Extra en andere ondersteuning nodig
Alle lokale ondersteuners zijn van mening dat er extra of andere ondersteuning nodig is om deze uitdagingen te lijf te gaan. Het gaat dan om meer (structurele) financiering van amateurkunstgroepen en het faciliteren van betaalbare ruimten en locaties.
Ook de noodzaak van scholing van bestuurders en kennisdeling tussen amateurkunstgroepen noemt men veel. Daarnaast is het volgens hen belangrijk om de waarde van amateurkunst beter en vaker uit te dragen en zichtbaar te maken, evenals het meer zichtbaar maken van de mogelijkheden voor ondersteuning bij de amateurkunstgroepen.
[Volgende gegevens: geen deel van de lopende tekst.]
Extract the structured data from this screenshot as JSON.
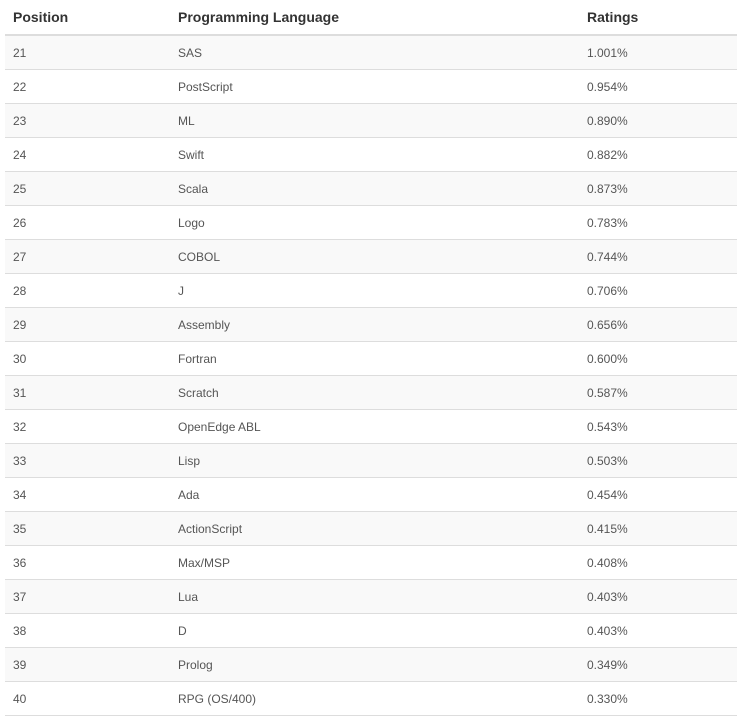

Het merendeel van de lokale ondersteuners vindt dat er vooral extra en andere ondersteuning nodig is op lokaal niveau, binnen gemeenten. De helft is van mening dat ook de ondersteuning op provinciaal niveau verbeterd kan worden. Verbetering van de landelijke ondersteuning wordt minder vaak genoemd.
Samenwerking gewenst
Naast deze extra en andere ondersteuning op de verschillende niveaus is er volgens veel ondersteuners ook meer samenhang en samenwerking nodig tussen de verschillende ondersteuners. Om die samenwerking tot stand te brengen adviseren ondersteuners om meer aan kennisdeling te doen tussen de ondersteuners en concrete afspraken te maken over gezamenlijke doelstellingen en over wie welke taak heeft. Hiervoor is wel een sterke sturing nodig vanuit overheden.
Provinciale steunfuncties
FCP en LKCA zijn genoemde instellingen die deze samenwerking kunnen faciliteren en begeleiden. Samenwerking kost tijd, daarom wijzen enkele ondersteuners op de noodzaak van extra geld en menskracht.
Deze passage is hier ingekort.